La sua esperienza mostra come il lavoro in ambito multiculturale affini le capacità di ascolto e la qualità della presenza dell’operatore/operatrice e dell’attenzione alla quotidianità, indispensabile per non appiattirsi a un approccio burocratico – schiacciato sulle procedure – e per continuare a rivedere le pratiche e le consuetudini che possono diventare automatiche con il passare del tempo. Ogni dettaglio, ogni storia, ogni gesto assume un significato che parla della relazione tra operatori/operatrici e ospiti dei centri d’accoglienza; perché ciò che definisce il lavoro educativo è la capacità di tutte/i – operatori e ospiti – di prendersi cura dello sviluppo di tutte/i (anche di quello degli operatori/trici!). Tale capacità non si definisce in astratto, ma si sperimenta attraverso le conversazioni quotidiane e l’incontro concreto tra le persone.
Conclusioni
Come bene evidenziano i casi riportati, la riduzione del budget e l’aumento del numero di persone ospitate per singola struttura sta producendo, sicuramente, conseguenze negative sulla qualità dell’accoglienza – ma anche sulla qualità del lavoro in queste strutture.
Secondo una stima della Fp Cgil, su 40 mila persone impiegate nel sistema di accoglienza circa il 40% verrà licenziato o non vedrà rinnovato il suo contratto. Saranno circa 18 mila le persone che perderanno il lavoro, personale prevalentemente giovane (sotto i 35 anni), femminile e iper-specializzato.
Il sistema di accoglienza nel territorio italiano si presenta variegato, con esempi sicuramente negativi.
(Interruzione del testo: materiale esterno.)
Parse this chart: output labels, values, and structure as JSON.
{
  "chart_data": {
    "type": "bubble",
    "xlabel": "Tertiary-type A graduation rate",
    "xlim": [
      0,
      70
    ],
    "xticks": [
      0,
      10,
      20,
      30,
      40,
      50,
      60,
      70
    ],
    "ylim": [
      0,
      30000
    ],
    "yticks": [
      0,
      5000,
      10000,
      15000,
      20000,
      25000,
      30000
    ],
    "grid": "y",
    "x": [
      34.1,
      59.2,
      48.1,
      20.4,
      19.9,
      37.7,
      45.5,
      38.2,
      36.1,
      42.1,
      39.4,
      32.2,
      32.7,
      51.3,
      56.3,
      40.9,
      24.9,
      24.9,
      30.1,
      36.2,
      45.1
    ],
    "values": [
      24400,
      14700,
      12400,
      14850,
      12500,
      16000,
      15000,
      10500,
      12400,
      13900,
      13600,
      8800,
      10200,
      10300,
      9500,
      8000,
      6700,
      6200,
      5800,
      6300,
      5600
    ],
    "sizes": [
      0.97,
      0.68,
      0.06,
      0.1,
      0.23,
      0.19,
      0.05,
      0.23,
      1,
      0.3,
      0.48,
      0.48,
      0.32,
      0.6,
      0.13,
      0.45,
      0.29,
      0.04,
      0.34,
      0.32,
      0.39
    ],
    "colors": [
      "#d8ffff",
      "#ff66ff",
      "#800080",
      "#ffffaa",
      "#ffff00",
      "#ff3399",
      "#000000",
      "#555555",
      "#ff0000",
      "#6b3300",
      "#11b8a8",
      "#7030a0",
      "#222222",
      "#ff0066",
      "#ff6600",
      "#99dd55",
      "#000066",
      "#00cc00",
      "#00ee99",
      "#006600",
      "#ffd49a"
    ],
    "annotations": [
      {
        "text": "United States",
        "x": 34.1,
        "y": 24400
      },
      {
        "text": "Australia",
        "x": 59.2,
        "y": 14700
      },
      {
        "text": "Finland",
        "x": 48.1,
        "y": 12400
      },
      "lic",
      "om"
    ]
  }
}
Tuttavia negli ultimi anni alcune realtà avevano tentato di strutturare una tipologia di “accoglienza diffusa” che, da un lato, evitava la concertazione massiva delle persone richiedenti in strutture sovraffollate; dall’altro promuoveva la loro integrazione, costruendo percorsi di autonomia grazie ad una efficace conoscenza del territorio locale. Per quanto indubbiamente perfettibile e limitato ad alcuni contesti, si è provato a sviluppare un sistema di accoglienza più attento alle esigenze non solo delle persone accolte ma anche delle lavoratrici e dei lavoratori, dei territori che accolgono queste strutture e della cittadinanza. Seppur numericamente esigue, queste esperienze, anziché essere valorizzate e usate come modello per un reale miglioramento del sistema di accoglienza, sono state completamente cancellate dal Decreto e dal Nuovo Capitolato.